As well as online recording, iRecord provides an expert verification portal not only for records collected on iRecord itself but any other websites sharing the BRC Indicia warehouse hosting facilities that opt in via Indicia’s data sharing agreement facilities.

iRecord uses Drupal + iForm as a starting point for the website build with a selection of configured prebuilt forms for both data entry, reporting and data management. It makes use of the Easy Login and Forms and Surveys Library features to synchronise logins across websites and to manage a collection of data input forms respectively. As well as allowing recording of miscellaneous records, iRecord provides a data entry platform for organisations to host surveys on that don’t have their own hosting capacity. For example, iRecord is being used to host the Garden Bioblitz event which was trialled in 2012 and will be launched to the public in 2013.

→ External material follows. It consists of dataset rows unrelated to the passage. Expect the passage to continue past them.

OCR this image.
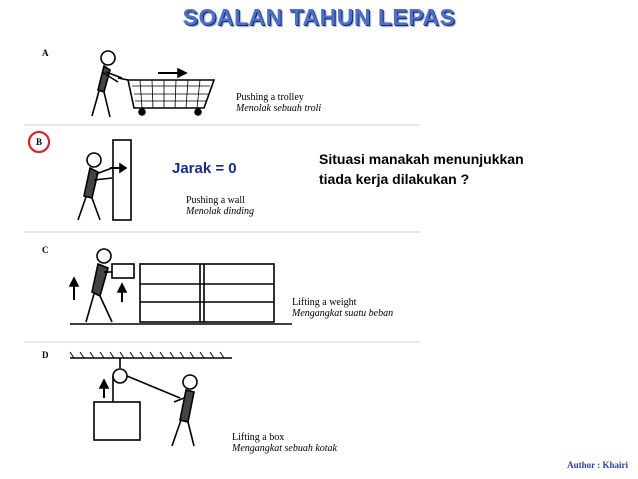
SOALAN TAHUN LEPAS
A
B
C
D
Pushing a trolley
Menolak sebuah troli
Pushing a wall
Menolak dinding
Lifting a weight
Mengangkat suatu beban
Lifting a box
Mengangkat sebuah kotak
Jarak = 0
Situasi manakah menunjukkan
tiada kerja dilakukan ?
Author : Khairi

Summary of the Garden Biolitz results.


As well as these generic recording solutions, it is also possible to use Indicia to develop highly specialised forms matched to particular survey methodologies. Engaging citizen scientists across France, SPIPOLL involves recording and photographing pollinators visiting flowers and includes tight integration into an existing Drupal site, an advanced search gallery and a highly customised data entry system.

The results of a flower survey performed for Spipoll

Rather than capture ad-hoc records, the value of Spipoll data are increased by following a set methodology which defines the information gathered, time spent at each flower and method of collecting records. Spipoll also includes integration with a Bayesian key to help identify the pollinating insects.

Biomonitoring Luxembourg

In Luxembourg, Indicia is not only used for public participation exercises like Maach Mat, but also for long term monitoring of bird, bat, butterfly, reptile and mammal species. The participant recorders follow strict methodologies for each of the surveys and the recording forms are correspondingly built for purpose. The following screenshot shows the customised input screen for butterfly transect recording:

Recording butterfly transects in Luxembourg

Developing specialist solutions such as this does require some code to be written, but they are much easier to develop using the Indicia toolkit as a starting point than if you started from scratch.